Author: Graham Markall, NVIDIA gmarkall@nvidia.com.
This is an adapted version of one delivered internally at NVIDIA - its primary audience is those who are familiar with CUDA C/C++ programming, but perhaps less so with Python and its ecosystem. That said, it should be useful to those familiar with the Python and PyData ecosystem.
It focuses on using CUDA concepts in Python, rather than going over basic CUDA concepts - those unfamiliar with CUDA may want to build a base understanding by working through Mark Harris's An Even Easier Introduction to CUDA blog post, and briefly reading through the CUDA Programming Guide Chapters 1 and 2 (Introduction and Programming Model). Other concepts discussed in the course (such as shared memory) are discussed in later chapters. For expediency, it is recommended to look up concepts in those sections when necessary, rather than reading all the reference material in detail.
The course is broken into 5 sessions, designed for a session to be presented then the examples and exercises worked through before participants move to the next session. This could be presented at a cadence of one session per week with an hour of presentation time to fit the course around other tasks. Alternatively it could be delivered as a tutorial session over the course of 2-3 days.
Session 1 files are in the session-1 folder. Contents:
- Presentation: The presentation for this session, along with notes.
- Mandelbrot example: See the README for exercises.
- CUDA Kernels notebook: In the exercises folder. Open the notebook using Jupyter.
- UFuncs notebooks In the exercises folder. Open the
notebooks using Jupyter. Contains two notebooks on
vectorize
andguvectorize
on the CPU (as it's a little easier to experiment with them on the CPU target) and one notebook on CUDA ufuncs and memory management.
Session 2 files are in the session-2 folder. Contents:
- Presentation: The presentation for this session, along with notes.
- Exercises: In the exercises folder. Open the notebook using Jupyter.
Session 3 files are in the session-3 folder. Contents:
- Presentation: The presentation for this session, along with notes.
- Exercises: In the exercises folder. Open the notebook using Jupyter.
- Examples: In the examples folder. These are mostly executable versions of the examples given in the slides.
Session 4 files are in the session-4 folder. Contents:
- Presentation: The presentation for this session, along with notes.
- Exercises: In the exercises folder. Open the notebook using Jupyter. A solution to the exercise is also provided.
- Examples: In the examples folder. This contains a notebook working through the Interval example presented in the slides.
Session 5 files are in the session-5 folder. Contents:
- Presentation: The presentation for this session, along with notes.
- Exercises: In the exercises folder. Open the notebook using Jupyter.
- Examples: In the examples folder. This contains examples of a simple EMM Plugin wrapping cudaMalloc, and an EMM Plugin for using the CuPy pool allocator with Numba.

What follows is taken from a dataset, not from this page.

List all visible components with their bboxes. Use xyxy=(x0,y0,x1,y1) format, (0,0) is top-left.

Some of the material in this course is derived from various sources. These sources, are:
- PyData Amsterdam 2019 Numba Tutorial. This material was used under the Creative Commons Attribution 4.0 International license. Minor edits were made to this source material to make the wording more consistent with the rest of this tutorial.

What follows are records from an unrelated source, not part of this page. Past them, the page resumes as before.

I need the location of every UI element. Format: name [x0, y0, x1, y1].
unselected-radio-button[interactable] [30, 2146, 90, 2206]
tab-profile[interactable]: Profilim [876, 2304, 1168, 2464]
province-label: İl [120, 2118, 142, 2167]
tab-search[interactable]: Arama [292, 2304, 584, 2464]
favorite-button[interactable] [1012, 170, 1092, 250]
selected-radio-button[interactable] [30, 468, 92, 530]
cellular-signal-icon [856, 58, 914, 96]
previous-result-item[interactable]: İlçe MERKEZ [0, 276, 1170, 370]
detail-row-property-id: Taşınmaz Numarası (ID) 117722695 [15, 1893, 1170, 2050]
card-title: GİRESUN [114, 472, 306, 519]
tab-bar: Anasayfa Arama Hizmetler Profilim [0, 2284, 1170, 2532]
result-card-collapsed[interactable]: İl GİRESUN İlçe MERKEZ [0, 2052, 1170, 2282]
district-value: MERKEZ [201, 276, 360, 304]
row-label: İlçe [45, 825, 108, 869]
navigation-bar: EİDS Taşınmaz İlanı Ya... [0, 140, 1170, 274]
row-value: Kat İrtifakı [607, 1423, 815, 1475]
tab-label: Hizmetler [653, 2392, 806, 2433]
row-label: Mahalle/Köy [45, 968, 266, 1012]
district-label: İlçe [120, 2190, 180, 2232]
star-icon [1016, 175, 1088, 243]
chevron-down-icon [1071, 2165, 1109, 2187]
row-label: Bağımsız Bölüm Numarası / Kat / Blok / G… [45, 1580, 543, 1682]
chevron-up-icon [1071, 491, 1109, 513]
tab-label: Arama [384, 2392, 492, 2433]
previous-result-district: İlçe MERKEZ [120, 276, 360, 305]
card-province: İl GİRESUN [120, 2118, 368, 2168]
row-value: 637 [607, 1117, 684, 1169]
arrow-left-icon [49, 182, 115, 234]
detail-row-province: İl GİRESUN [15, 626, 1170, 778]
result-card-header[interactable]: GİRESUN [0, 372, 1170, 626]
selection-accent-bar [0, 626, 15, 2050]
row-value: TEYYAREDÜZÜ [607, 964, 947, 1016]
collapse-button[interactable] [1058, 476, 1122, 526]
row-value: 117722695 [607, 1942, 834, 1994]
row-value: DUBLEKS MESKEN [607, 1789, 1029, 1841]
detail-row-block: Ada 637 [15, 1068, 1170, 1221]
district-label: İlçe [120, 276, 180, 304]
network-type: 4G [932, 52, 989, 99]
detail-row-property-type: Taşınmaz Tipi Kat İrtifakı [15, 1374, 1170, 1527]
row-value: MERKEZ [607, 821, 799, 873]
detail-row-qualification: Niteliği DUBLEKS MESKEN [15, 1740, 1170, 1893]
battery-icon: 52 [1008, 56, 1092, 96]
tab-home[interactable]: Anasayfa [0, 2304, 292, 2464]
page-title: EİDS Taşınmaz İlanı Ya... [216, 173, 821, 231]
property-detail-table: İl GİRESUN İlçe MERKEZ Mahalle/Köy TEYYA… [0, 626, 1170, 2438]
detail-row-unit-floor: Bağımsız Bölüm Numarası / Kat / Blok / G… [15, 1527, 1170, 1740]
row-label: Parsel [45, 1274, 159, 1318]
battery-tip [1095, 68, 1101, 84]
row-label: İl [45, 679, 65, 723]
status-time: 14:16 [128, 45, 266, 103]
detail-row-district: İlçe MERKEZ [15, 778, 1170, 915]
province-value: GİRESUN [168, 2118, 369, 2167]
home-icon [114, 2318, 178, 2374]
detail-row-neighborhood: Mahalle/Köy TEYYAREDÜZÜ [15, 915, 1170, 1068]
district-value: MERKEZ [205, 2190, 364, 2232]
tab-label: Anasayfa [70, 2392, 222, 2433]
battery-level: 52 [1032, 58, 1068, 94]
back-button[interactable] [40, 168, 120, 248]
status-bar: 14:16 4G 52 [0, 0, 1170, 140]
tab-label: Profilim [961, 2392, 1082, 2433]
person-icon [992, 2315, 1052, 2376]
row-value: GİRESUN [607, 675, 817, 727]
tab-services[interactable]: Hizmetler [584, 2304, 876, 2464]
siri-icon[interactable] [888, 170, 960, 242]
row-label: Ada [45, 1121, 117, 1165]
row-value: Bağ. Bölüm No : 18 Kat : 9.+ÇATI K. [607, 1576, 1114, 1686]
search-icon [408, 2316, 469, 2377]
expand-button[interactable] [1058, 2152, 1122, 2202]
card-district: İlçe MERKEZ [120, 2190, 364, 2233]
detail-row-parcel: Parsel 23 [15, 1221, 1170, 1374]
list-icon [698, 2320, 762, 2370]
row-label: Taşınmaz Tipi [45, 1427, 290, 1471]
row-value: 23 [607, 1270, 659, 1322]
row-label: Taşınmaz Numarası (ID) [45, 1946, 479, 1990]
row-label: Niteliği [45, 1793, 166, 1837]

- Numba tutorials I've previously presented
- An example extending Numba's CUDA target
- The Life of a Numba Kernel: Notebook and blog post.
The following references can be useful for studying CUDA programming in general, and the intermediate languages used in the implementation of Numba:
- The CUDA C/C++ Programming Guide. Early chapters provide some background on the CUDA parallel execution model and programming model.
- LLVM 7.0.0 Language reference manual. Documents the instructions in LLVM IR for version 7, the current version used in Numba for CUDA.
- NVVM IR Specification. Provides details of additions to, and deviations from, the LLVM 7 IR specification.
- PTX ISA documentation. The Parallel Thread Execution ISA, which targets CUDA GPUs. This is a useful reference when dumping the assembly of CUDA code from Numba.